E sangue, ancora sangue, ancora altre figure dipinte di pus di embrione nano,
e ancora sulla riva la pillola RU286 già pronta a trasformarsi  in una stella,
nel centro della storia il viso furbo di Erode incompreso precursore,
il grembo ormai ridotto ad una larva dove imperversano le cellule di Venter.

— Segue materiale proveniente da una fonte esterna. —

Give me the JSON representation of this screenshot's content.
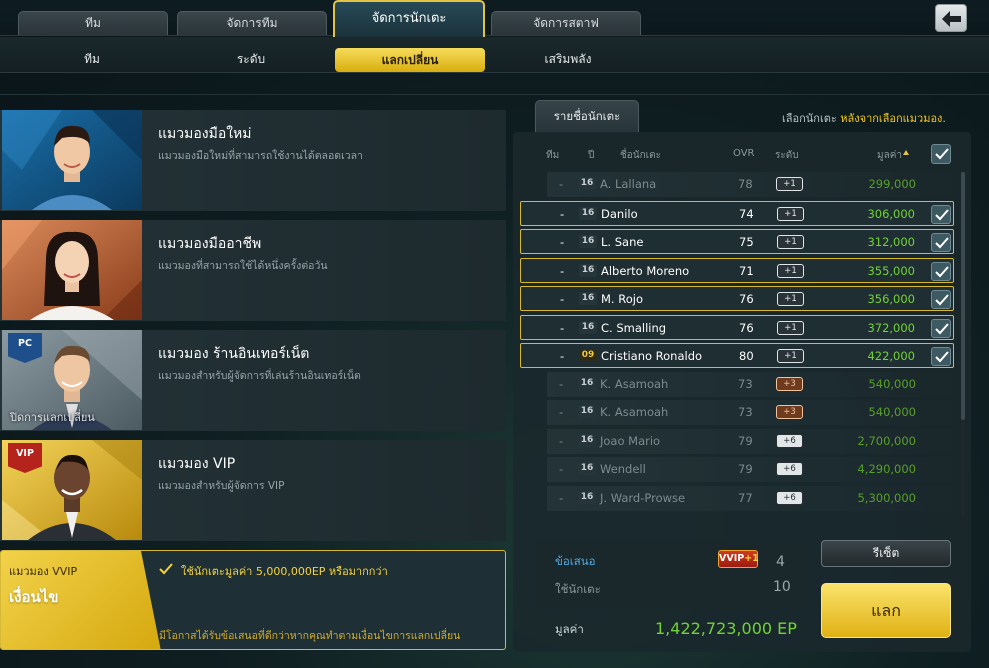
{
  "top_tabs": [
    "ทีม",
    "จัดการทีม",
    "จัดการนักเตะ",
    "จัดการสตาฟ"
  ],
  "sub_tabs": [
    "ทีม",
    "ระดับ",
    "แลกเปลี่ยน",
    "เสริมพลัง"
  ],
  "scouts": [
    {
      "title": "แมวมองมือใหม่",
      "desc": "แมวมองมือใหม่ที่สามารถใช้งานได้ตลอดเวลา"
    },
    {
      "title": "แมวมองมืออาชีพ",
      "desc": "แมวมองที่สามารถใช้ได้หนึ่งครั้งต่อวัน"
    },
    {
      "title": "แมวมอง ร้านอินเทอร์เน็ต",
      "desc": "แมวมองสำหรับผู้จัดการที่เล่นร้านอินเทอร์เน็ต",
      "badge": "PC",
      "closed": "ปิดการแลกเปลี่ยน"
    },
    {
      "title": "แมวมอง VIP",
      "desc": "แมวมองสำหรับผู้จัดการ VIP",
      "badge": "VIP"
    }
  ],
  "vvip": {
    "label": "แมวมอง VVIP",
    "condition": "เงื่อนไข",
    "requirement": "ใช้นักเตะมูลค่า 5,000,000EP หรือมากกว่า",
    "hint": "มีโอกาสได้รับข้อเสนอที่ดีกว่าหากคุณทำตามเงื่อนไขการแลกเปลี่ยน"
  },
  "list": {
    "tab": "รายชื่อนักเตะ",
    "hint_prefix": "เลือกนักเตะ ",
    "hint_highlight": "หลังจากเลือกแมวมอง."
  },
  "table_headers": {
    "team": "ทีม",
    "season": "ปี",
    "name": "ชื่อนักเตะ",
    "ovr": "OVR",
    "grade": "ระดับ",
    "value": "มูลค่า"
  },
  "players": [
    {
      "team": "-",
      "season": "16",
      "name": "A. Lallana",
      "ovr": "78",
      "grade": "+1",
      "value": "299,000",
      "selected": false
    },
    {
      "team": "-",
      "season": "16",
      "name": "Danilo",
      "ovr": "74",
      "grade": "+1",
      "value": "306,000",
      "selected": true
    },
    {
      "team": "-",
      "season": "16",
      "name": "L. Sane",
      "ovr": "75",
      "grade": "+1",
      "value": "312,000",
      "selected": true
    },
    {
      "team": "-",
      "season": "16",
      "name": "Alberto Moreno",
      "ovr": "71",
      "grade": "+1",
      "value": "355,000",
      "selected": true
    },
    {
      "team": "-",
      "season": "16",
      "name": "M. Rojo",
      "ovr": "76",
      "grade": "+1",
      "value": "356,000",
      "selected": true
    },
    {
      "team": "-",
      "season": "16",
      "name": "C. Smalling",
      "ovr": "76",
      "grade": "+1",
      "value": "372,000",
      "selected": true
    },
    {
      "team": "-",
      "season": "09",
      "name": "Cristiano Ronaldo",
      "ovr": "80",
      "grade": "+1",
      "value": "422,000",
      "selected": true
    },
    {
      "team": "-",
      "season": "16",
      "name": "K. Asamoah",
      "ovr": "73",
      "grade": "+3",
      "value": "540,000",
      "selected": false
    },
    {
      "team": "-",
      "season": "16",
      "name": "K. Asamoah",
      "ovr": "73",
      "grade": "+3",
      "value": "540,000",
      "selected": false
    },
    {
      "team": "-",
      "season": "16",
      "name": "Joao Mario",
      "ovr": "79",
      "grade": "+6",
      "value": "2,700,000",
      "selected": false
    },
    {
      "team": "-",
      "season": "16",
      "name": "Wendell",
      "ovr": "79",
      "grade": "+6",
      "value": "4,290,000",
      "selected": false
    },
    {
      "team": "-",
      "season": "16",
      "name": "J. Ward-Prowse",
      "ovr": "77",
      "grade": "+6",
      "value": "5,300,000",
      "selected": false
    }
  ],
  "summary": {
    "offer_label": "ข้อเสนอ",
    "offer_tag": "VVIP",
    "offer_tag_bonus": "+1",
    "offer_count": "4",
    "used_label": "ใช้นักเตะ",
    "used_count": "10",
    "value_label": "มูลค่า",
    "value": "1,422,723,000 EP"
  },
  "buttons": {
    "reset": "รีเซ็ต",
    "trade": "แลก"
  },
  "colors": {
    "gold": "#e2c344",
    "value_green": "#72d334",
    "offer_blue": "#4ea8e0"
  }
}
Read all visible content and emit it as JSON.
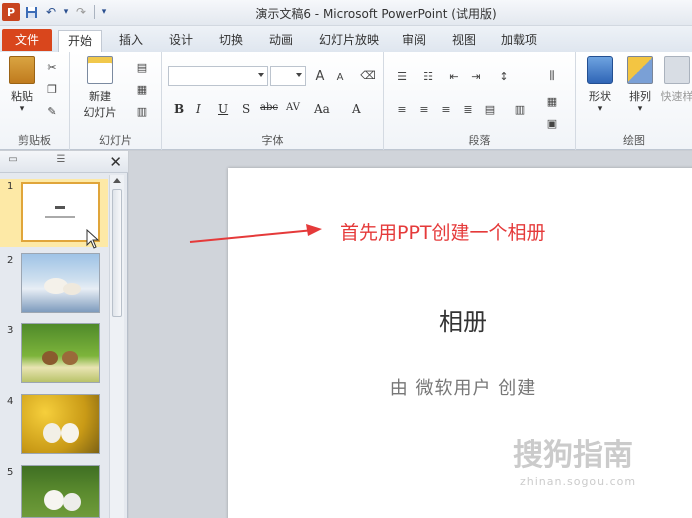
{
  "window": {
    "title": "演示文稿6 - Microsoft PowerPoint (试用版)"
  },
  "qat": {
    "logo": "P",
    "undo": "↶",
    "redo": "↷",
    "more": "▾"
  },
  "tabs": [
    {
      "label": "文件"
    },
    {
      "label": "开始"
    },
    {
      "label": "插入"
    },
    {
      "label": "设计"
    },
    {
      "label": "切换"
    },
    {
      "label": "动画"
    },
    {
      "label": "幻灯片放映"
    },
    {
      "label": "审阅"
    },
    {
      "label": "视图"
    },
    {
      "label": "加载项"
    }
  ],
  "ribbon": {
    "clipboard": {
      "paste": "粘贴",
      "label": "剪贴板"
    },
    "slides": {
      "new_slide": "新建",
      "new_slide2": "幻灯片",
      "label": "幻灯片"
    },
    "font": {
      "label": "字体",
      "bold": "B",
      "italic": "I",
      "underline": "U",
      "strike": "S",
      "abc": "abc",
      "av": "AV",
      "aa": "Aa",
      "a": "A",
      "grow": "A",
      "shrink": "A"
    },
    "paragraph": {
      "label": "段落"
    },
    "drawing": {
      "shape": "形状",
      "arrange": "排列",
      "quick": "快速样",
      "label": "绘图"
    }
  },
  "panel": {
    "close": "✕",
    "slides": [
      {
        "num": "1"
      },
      {
        "num": "2"
      },
      {
        "num": "3"
      },
      {
        "num": "4"
      },
      {
        "num": "5"
      }
    ]
  },
  "slide": {
    "title": "相册",
    "subtitle": "由 微软用户 创建"
  },
  "annotation": {
    "text": "首先用PPT创建一个相册"
  },
  "watermark": {
    "brand": "搜狗指南",
    "url": "zhinan.sogou.com"
  },
  "colors": {
    "accent": "#d9461c",
    "annotation": "#e53a3a"
  }
}
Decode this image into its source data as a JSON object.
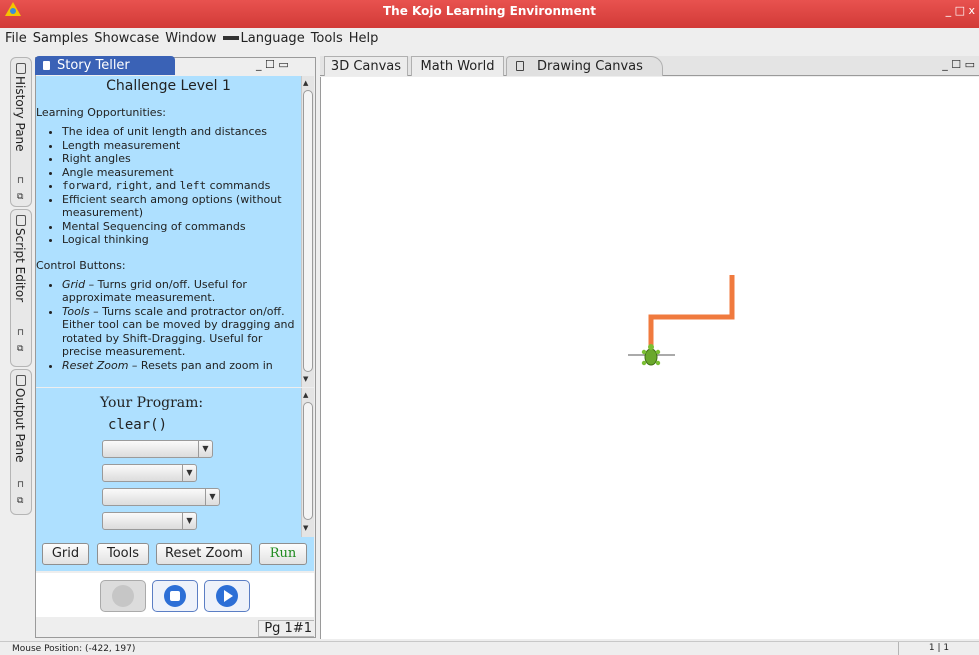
{
  "window": {
    "title": "The Kojo Learning Environment",
    "controls": "_ □ x"
  },
  "menubar": {
    "items": [
      "File",
      "Samples",
      "Showcase",
      "Window",
      "Language",
      "Tools",
      "Help"
    ]
  },
  "side_tabs": [
    "History Pane",
    "Script Editor",
    "Output Pane"
  ],
  "story": {
    "tab_label": "Story Teller",
    "panel_controls": "_ ☐ ▭",
    "heading": "Challenge Level 1",
    "section1": "Learning Opportunities:",
    "opps": [
      "The idea of unit length and distances",
      "Length measurement",
      "Right angles",
      "Angle measurement"
    ],
    "opp_cmd_1": "forward",
    "opp_cmd_2": "right",
    "opp_cmd_sep": ", ",
    "opp_cmd_and": ", and ",
    "opp_cmd_3": "left",
    "opp_cmd_tail": " commands",
    "opps2": [
      "Efficient search among options (without measurement)",
      "Mental Sequencing of commands",
      "Logical thinking"
    ],
    "section2": "Control Buttons:",
    "ctrl_grid_name": "Grid",
    "ctrl_grid_desc": " – Turns grid on/off. Useful for approximate measurement.",
    "ctrl_tools_name": "Tools",
    "ctrl_tools_desc": " – Turns scale and protractor on/off. Either tool can be moved by dragging and rotated by Shift-Dragging. Useful for precise measurement.",
    "ctrl_reset_name": "Reset Zoom",
    "ctrl_reset_desc": " – Resets pan and zoom in"
  },
  "program": {
    "title": "Your Program:",
    "code": "clear()"
  },
  "buttons": {
    "grid": "Grid",
    "tools": "Tools",
    "reset_zoom": "Reset Zoom",
    "run": "Run"
  },
  "page_indicator": "Pg 1#1",
  "canvas": {
    "tabs": [
      "3D Canvas",
      "Math World",
      "Drawing Canvas"
    ],
    "controls": "_ ☐ ▭",
    "path_color": "#f07a3e"
  },
  "status": {
    "mouse_position": "Mouse Position: (-422, 197)",
    "right": "1 | 1"
  }
}
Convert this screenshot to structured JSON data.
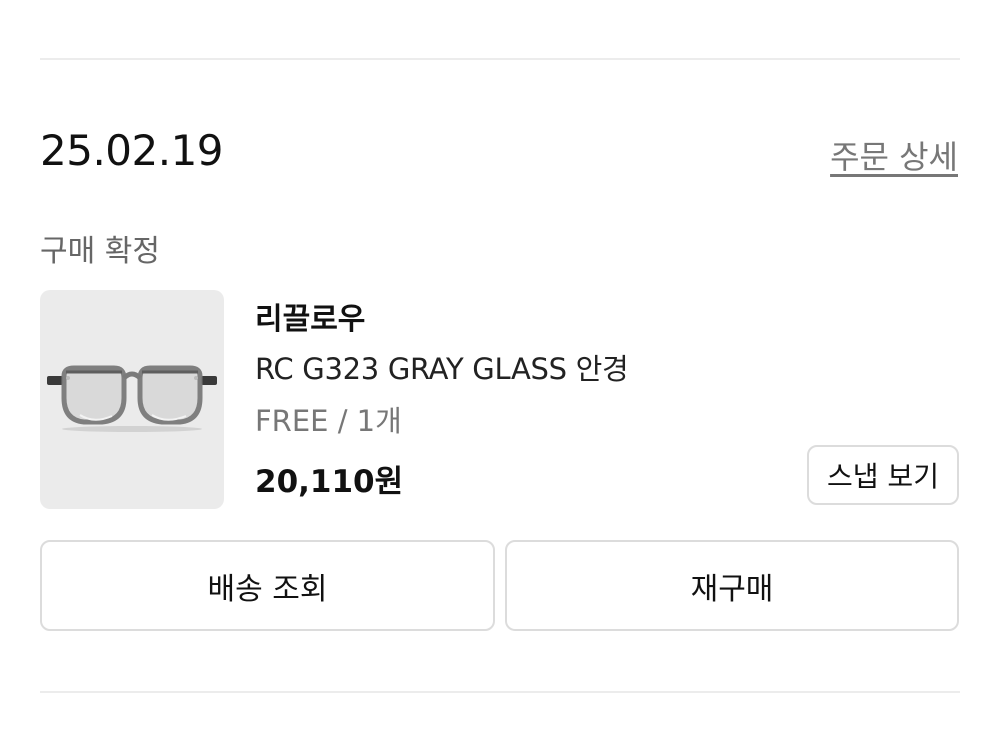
{
  "order": {
    "date": "25.02.19",
    "detail_link": "주문 상세",
    "status": "구매 확정"
  },
  "product": {
    "brand": "리끌로우",
    "name": "RC G323 GRAY GLASS 안경",
    "option": "FREE / 1개",
    "price": "20,110원",
    "image_icon": "eyeglasses-gray-frame",
    "snap_button": "스냅 보기"
  },
  "actions": {
    "track_delivery": "배송 조회",
    "rebuy": "재구매"
  },
  "colors": {
    "thumb_bg": "#ebebeb",
    "frame": "#6f6f6f",
    "border": "#dcdcdc",
    "muted_text": "#777777"
  }
}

Ancora fiabe assurde, astuti ideatori della vita che sfiancano gameti deportati,
ancora mani sporche di ovociti che applaudono al teatrino della morte,
ancora torte anemiche di isterici scienziati confusi alla stregua di Pilato,
ancora  feti  luridi nel campo pullulato di pecore dagli organi incompleti.

Come un’arpa verde m’inerpicavo verso il sentiero degli improbabili cloni,
ma non trovavo il seme della vita, soltanto nidi vuoti con uova di pulcini violentati,
soltanto paglia sporca, soltanto adolescenti senescenti con l’anima salvata nel desktop,
soltanto fari spenti nella notte, soltanto sogni orrendi masterizzati senza pentimenti.

E fu così che accarezzai l’aurora implorandola di abbandonare il cielo,
ma il vento che soffiava contro senso  era tremendo  e soffocò la mia flebile voce,
ero un naufrago assurdo nel mare minaccioso dove danzavano sirene lussuriose,
il loro canto erotico mi tormentava il cuore e finsi di morire fra le onde.

Raggiunsi una scogliera dove guizzavano terribili avannotti di byte copulanti.

Ed ero un uomo inerme, un uomo soffocato da pensieri deliranti.